Warner Bros. Home Entertainment announced Wednesday morning that it is buying the social movie discovery and review sites Flixster and Rotten Tomatoes for an undisclosed amount.
The studio will keep Flixster as an independent entity, but it plans to extend the service beyond mere discovery: The news release states that Flixster will “enable digital content ownership and delivery across any connected digital device.”
Flixster could soon became the consumer face of Warner’s digital locker plans, dubbed “Digital Everywhere”, which the company announced last month. The idea is that consumers will be able to buy content and then play it on any device, streaming from the cloud. Digital Everywhere will be based on the Digital Entertainment Content Ecosystem’s UltraViolet DRM scheme.
One of the reasons that made Flixster appealing for Warner is its success on mobile platforms. Flixster’s iOS, Android, Blackberry and Windows phone applications have been downloaded more than 35 million times. Warner undoubtedly wants to tap into that mobile user base to stream movies to connected devices.
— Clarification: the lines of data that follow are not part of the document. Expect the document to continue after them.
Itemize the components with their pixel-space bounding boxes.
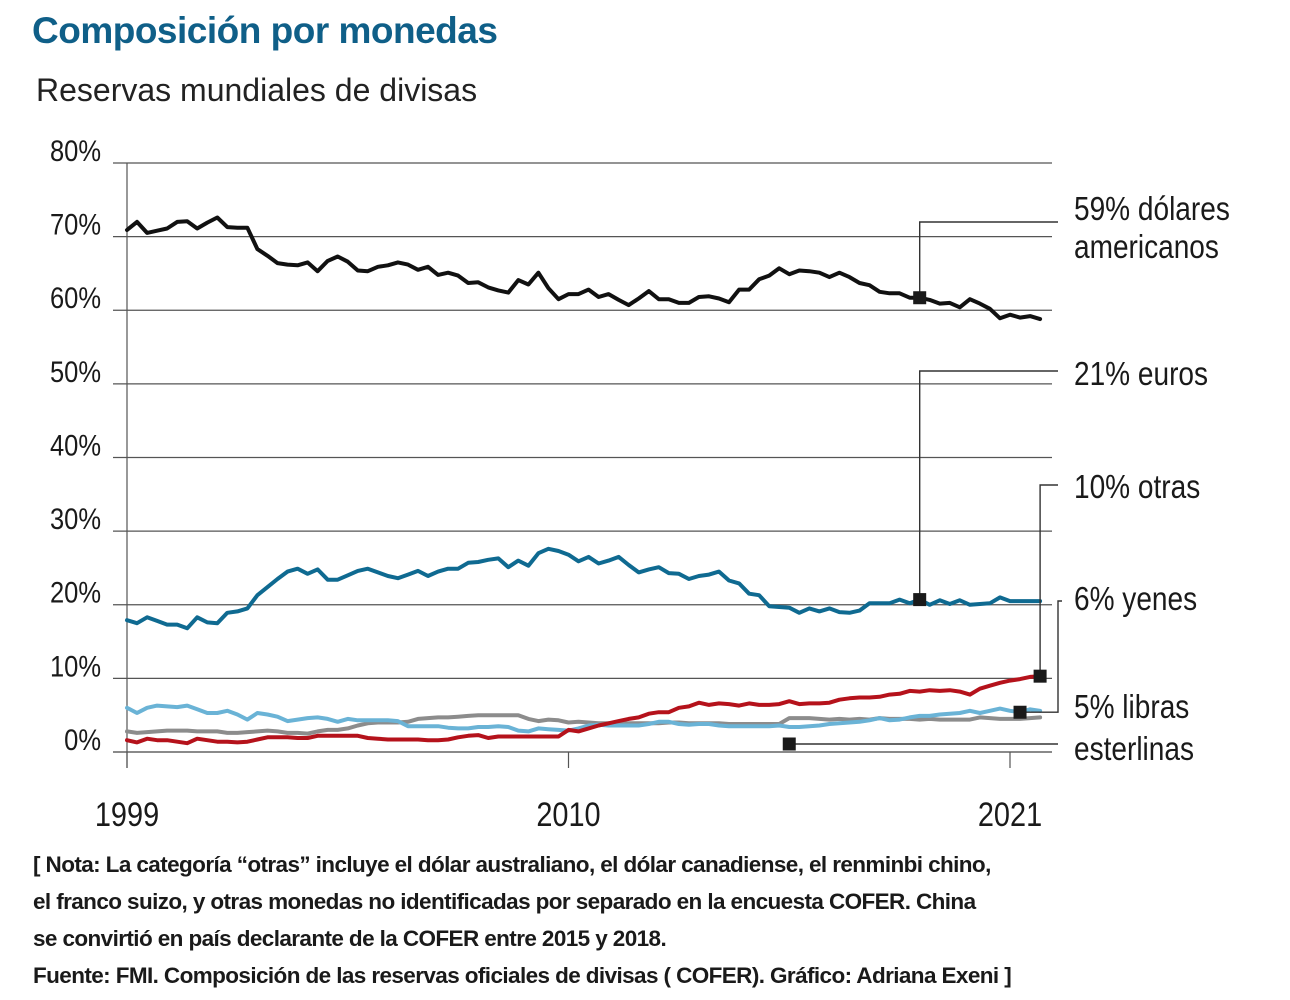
series-line-yenes xyxy=(125,703,1043,734)
series-label: 6% yenes xyxy=(1074,581,1197,618)
x-tick-label: 2021 xyxy=(978,795,1042,834)
series-label: 10% otras xyxy=(1074,469,1200,506)
series-label: esterlinas xyxy=(1074,731,1194,768)
callout-leader xyxy=(1020,600,1062,713)
y-tick-label: 30% xyxy=(50,502,101,535)
series-lines xyxy=(125,215,1043,746)
callout-leader xyxy=(919,370,1058,600)
y-tick-label: 10% xyxy=(50,649,101,682)
y-tick-label: 50% xyxy=(50,355,101,388)
y-tick-label: 80% xyxy=(50,134,101,167)
series-line-euros xyxy=(125,546,1043,631)
footnote: [ Nota: La categoría “otras” incluye el … xyxy=(33,846,1273,994)
callout-marker xyxy=(913,593,927,607)
footnote-line: [ Nota: La categoría “otras” incluye el … xyxy=(33,852,991,877)
x-tick-label: 1999 xyxy=(95,795,159,834)
chart-title: Composición por monedas xyxy=(32,10,498,51)
gridlines xyxy=(113,162,1052,768)
source-line: Fuente: FMI. Composición de las reservas… xyxy=(33,963,1012,988)
y-tick-label: 40% xyxy=(50,429,101,462)
y-tick-label: 70% xyxy=(50,208,101,241)
y-tick-label: 20% xyxy=(50,576,101,609)
callout-leader xyxy=(1039,484,1058,677)
series-label: 21% euros xyxy=(1074,356,1208,393)
footnote-line: el franco suizo, y otras monedas no iden… xyxy=(33,889,976,914)
y-axis-ticks: 0% 10% 20% 30% 40% 50% 60% 70% 80% xyxy=(50,134,101,756)
series-label: 5% libras xyxy=(1074,689,1189,726)
series-line-dólares-americanos xyxy=(125,215,1043,322)
callout-marker xyxy=(913,291,927,305)
line-chart: 0%10%20%30%40%50%60%70%80% 1999 2010 2021 … xyxy=(50,134,1230,834)
footnote-line: se convirtió en país declarante de la CO… xyxy=(33,926,667,951)
y-tick-label: 0% xyxy=(64,723,101,756)
callout-leader xyxy=(919,221,1058,298)
series-label: 59% dólares xyxy=(1074,191,1230,228)
callout-marker xyxy=(782,737,796,751)
callout-marker xyxy=(1033,669,1047,683)
chart-subtitle: Reservas mundiales de divisas xyxy=(36,72,478,108)
y-tick-label: 60% xyxy=(50,281,101,314)
callout-marker xyxy=(1013,705,1027,719)
x-axis: 1999 2010 2021 xyxy=(95,752,1042,834)
series-label: americanos xyxy=(1074,229,1219,266)
x-tick-label: 2010 xyxy=(536,795,600,834)
series-line-otras xyxy=(125,674,1043,746)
The studio’s plans for Rotten Tomatoes seem less ambitious. The news release only states that the team of the movie review site will continue to work independently out of Los Angeles. Rotten Tomatoes was acquired by Flixster in early 2010 in a deal that gave News Corp. a minority stake in the combined company. AllThingsD reported earlier this year that Warner was in discussions to pay up to $90 million for Flixster and Rotten Tomatoes.